I’m working on revising the book I’ve been working on most of this year, getting ready to send it to my agent, and I’m trying something different this time. In the past, I’ve tended to just go back through the book, revising as I go, but I’ve found that this tends to lead to me rearranging or fixing words rather than tackling structural issues. I found some books on revising at the library that suggested making a “map” of the book, going scene-by-scene to analyze each one on the basis of what’s going on, what the characters’ goals are, what subplots are present, what the purpose of the scene is, etc.

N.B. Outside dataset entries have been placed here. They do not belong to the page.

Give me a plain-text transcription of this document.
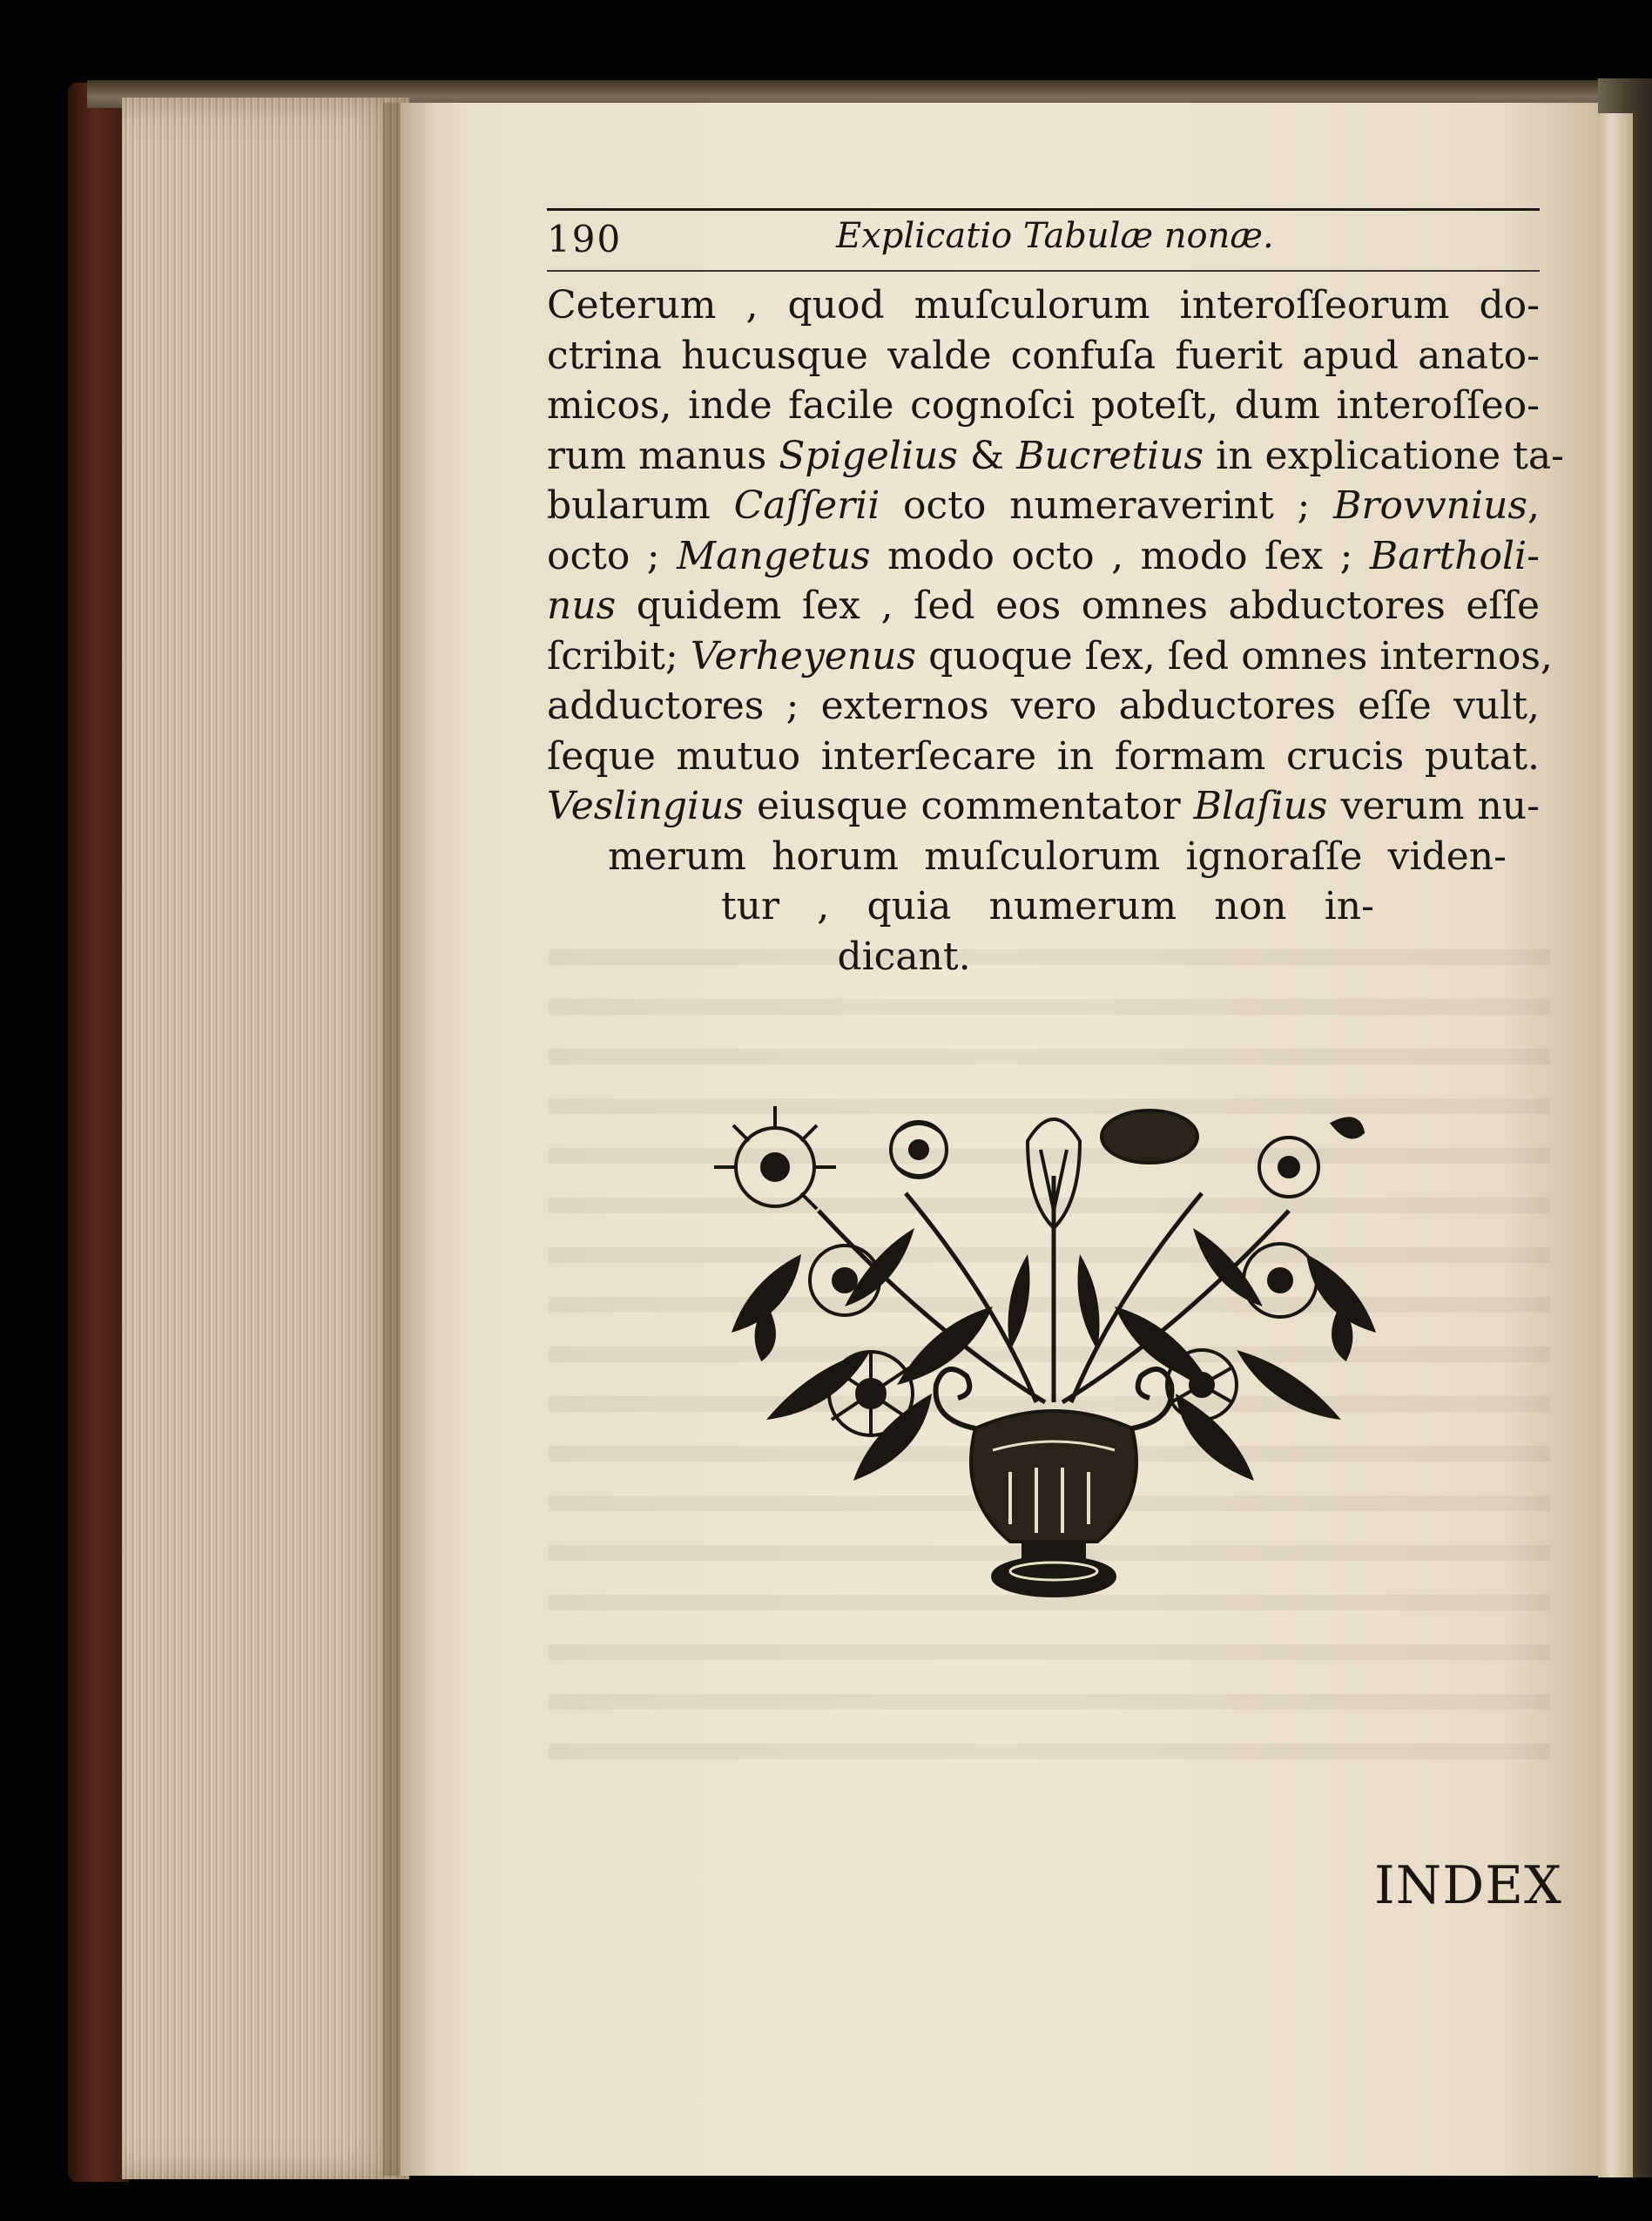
190	Explicatio Tabulæ nonæ.
Ceterum , quod muſculorum interoſſeorum do-
ctrina hucusque valde confuſa fuerit apud anato-
micos, inde facile cognoſci poteſt, dum interoſſeo-
rum manus Spigelius & Bucretius in explicatione ta-
bularum Caſſerii octo numeraverint ; Brovvnius,
octo ; Mangetus modo octo , modo ſex ; Bartholi-
nus quidem ſex , ſed eos omnes abductores eſſe
ſcribit; Verheyenus quoque ſex, ſed omnes internos,
adductores ; externos vero abductores eſſe vult,
ſeque mutuo interſecare in formam crucis putat.
Veslingius eiusque commentator Blaſius verum nu-
merum horum muſculorum ignoraſſe viden-
tur , quia numerum non in-
dicant.
INDEX
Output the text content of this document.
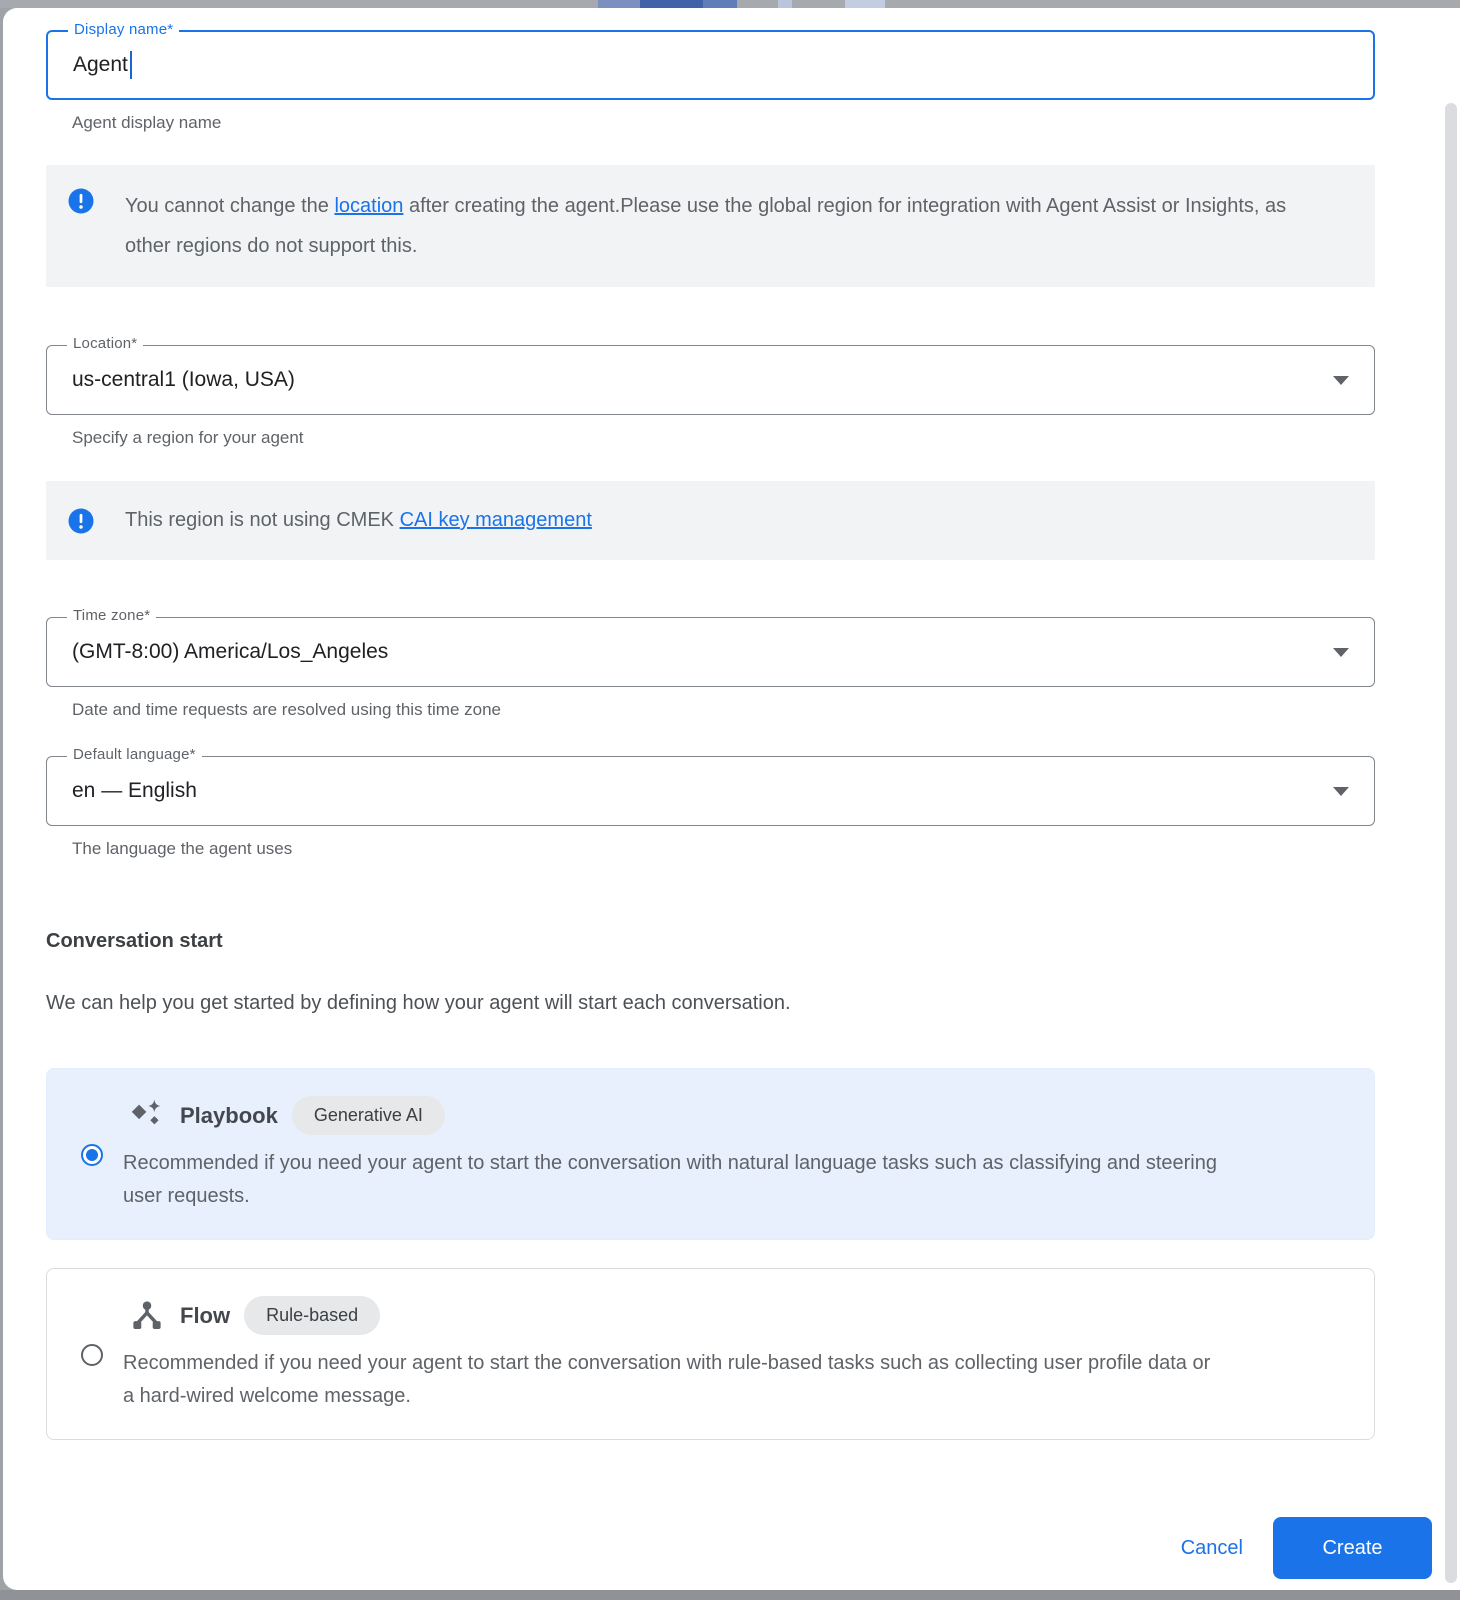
Display name*
Agent
Agent display name
You cannot change the location after creating the agent.Please use the global region for integration with Agent Assist or Insights, as other regions do not support this.
Location*
us-central1 (Iowa, USA)
Specify a region for your agent
This region is not using CMEK CAI key management
Time zone*
(GMT-8:00) America/Los_Angeles
Date and time requests are resolved using this time zone
Default language*
en — English
The language the agent uses
Conversation start
We can help you get started by defining how your agent will start each conversation.
Playbook	Generative AI
Recommended if you need your agent to start the conversation with natural language tasks such as classifying and steering user requests.
Flow	Rule-based
Recommended if you need your agent to start the conversation with rule-based tasks such as collecting user profile data or a hard-wired welcome message.
Cancel	Create
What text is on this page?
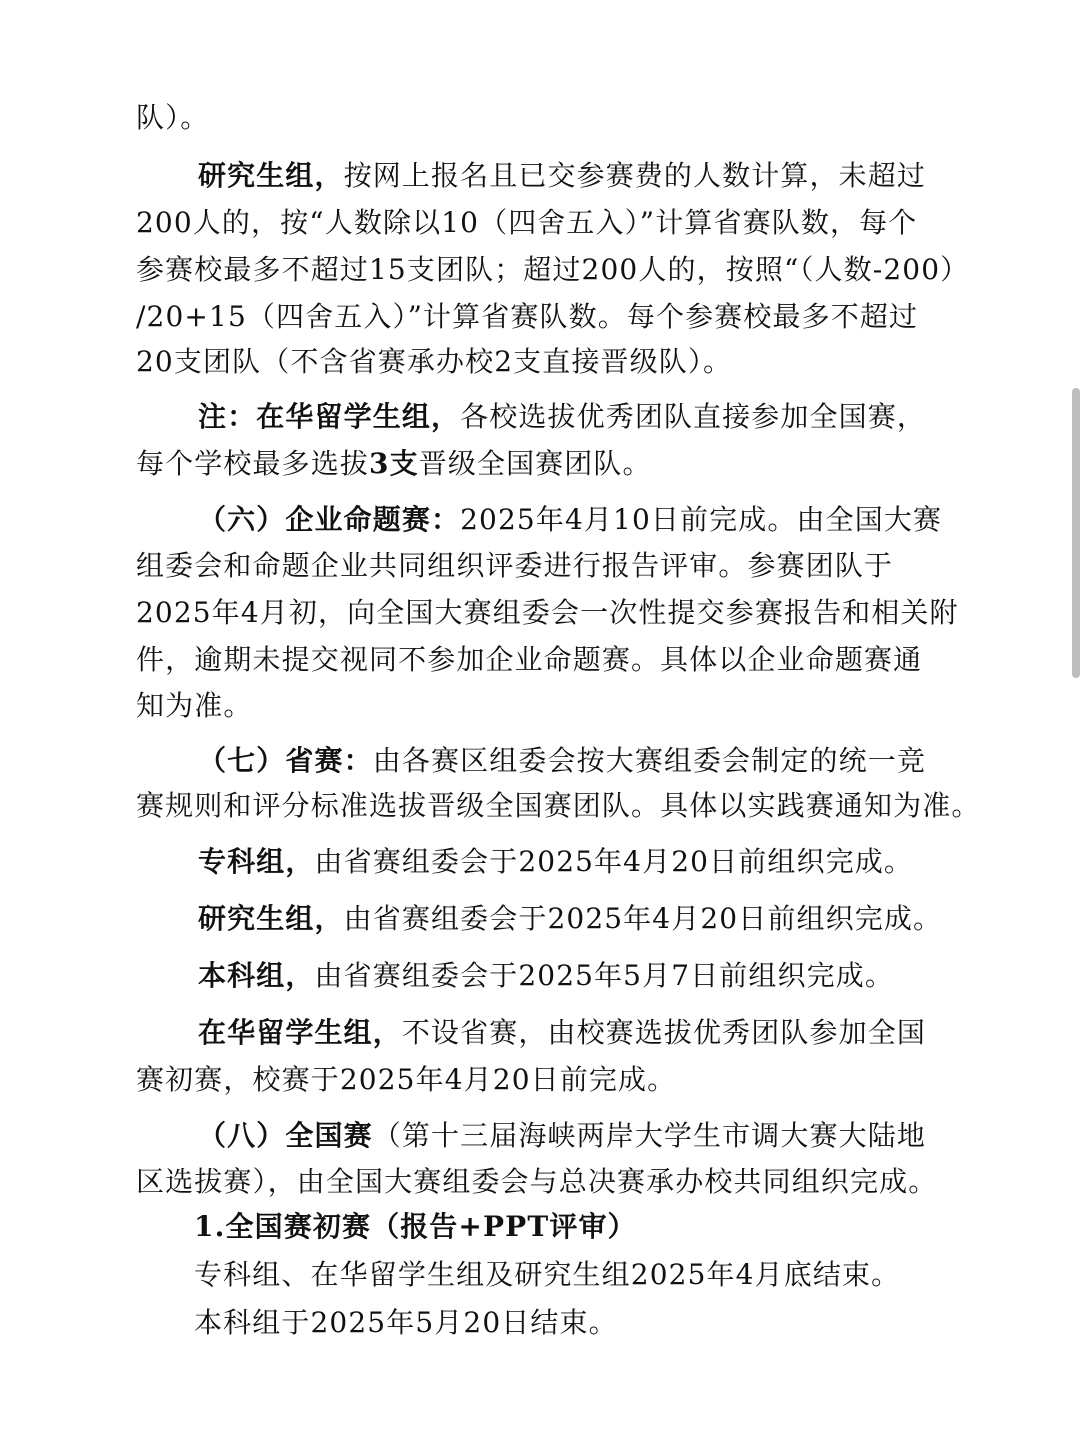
队）。
研究生组，按网上报名且已交参赛费的人数计算，未超过
200人的，按“人数除以10（四舍五入）”计算省赛队数，每个
参赛校最多不超过15支团队；超过200人的，按照“（人数-200）
/20+15（四舍五入）”计算省赛队数。每个参赛校最多不超过
20支团队（不含省赛承办校2支直接晋级队）。
注：在华留学生组，各校选拔优秀团队直接参加全国赛，
每个学校最多选拔3支晋级全国赛团队。
（六）企业命题赛：2025年4月10日前完成。由全国大赛
组委会和命题企业共同组织评委进行报告评审。参赛团队于
2025年4月初，向全国大赛组委会一次性提交参赛报告和相关附
件，逾期未提交视同不参加企业命题赛。具体以企业命题赛通
知为准。
（七）省赛：由各赛区组委会按大赛组委会制定的统一竞
赛规则和评分标准选拔晋级全国赛团队。具体以实践赛通知为准。
专科组，由省赛组委会于2025年4月20日前组织完成。
研究生组，由省赛组委会于2025年4月20日前组织完成。
本科组，由省赛组委会于2025年5月7日前组织完成。
在华留学生组，不设省赛，由校赛选拔优秀团队参加全国
赛初赛，校赛于2025年4月20日前完成。
（八）全国赛（第十三届海峡两岸大学生市调大赛大陆地
区选拔赛），由全国大赛组委会与总决赛承办校共同组织完成。
1.全国赛初赛（报告+PPT评审）
专科组、在华留学生组及研究生组2025年4月底结束。
本科组于2025年5月20日结束。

I spent yesterday doing this, using a sheet of paper for each scene so I’d have room for additional notes (one book suggested using index cards, and there’s no way I could fit this info on a card), and it’s interesting how just going through this exercise made some of the problems more obvious. You can’t help but notice your “darling” scenes that you love but that don’t really have a purpose in the book. For those, you either have to cut them, possibly moving some of the elements you need elsewhere, or you have to find a way to incorporate a key plot point so that there’s a purpose.
Doing this also shows the plot points that don’t go anywhere, the things being set up that don’t really pay off.
But I also found that I’ve entirely unconsciously incorporated some pretty powerful symbolism. Now that I know it’s there, I can use it deliberately. We’re talking term paper kind of stuff that English teachers would love. I didn’t plan on these things serving that purpose, but looking back, it really does track what’s going on with the character. I love it when stuff like that happens.
After doing the scene-by-scene analysis, I went back and wrote a plot outline, then outlined the emotional internal plot and the various subplots. That showed me where some things need to be fixed. I can go in and fix these elements in these scenes, and that way the book should be more or less in order before I go through it and fix the words.
And I have two weeks to do this. Eep!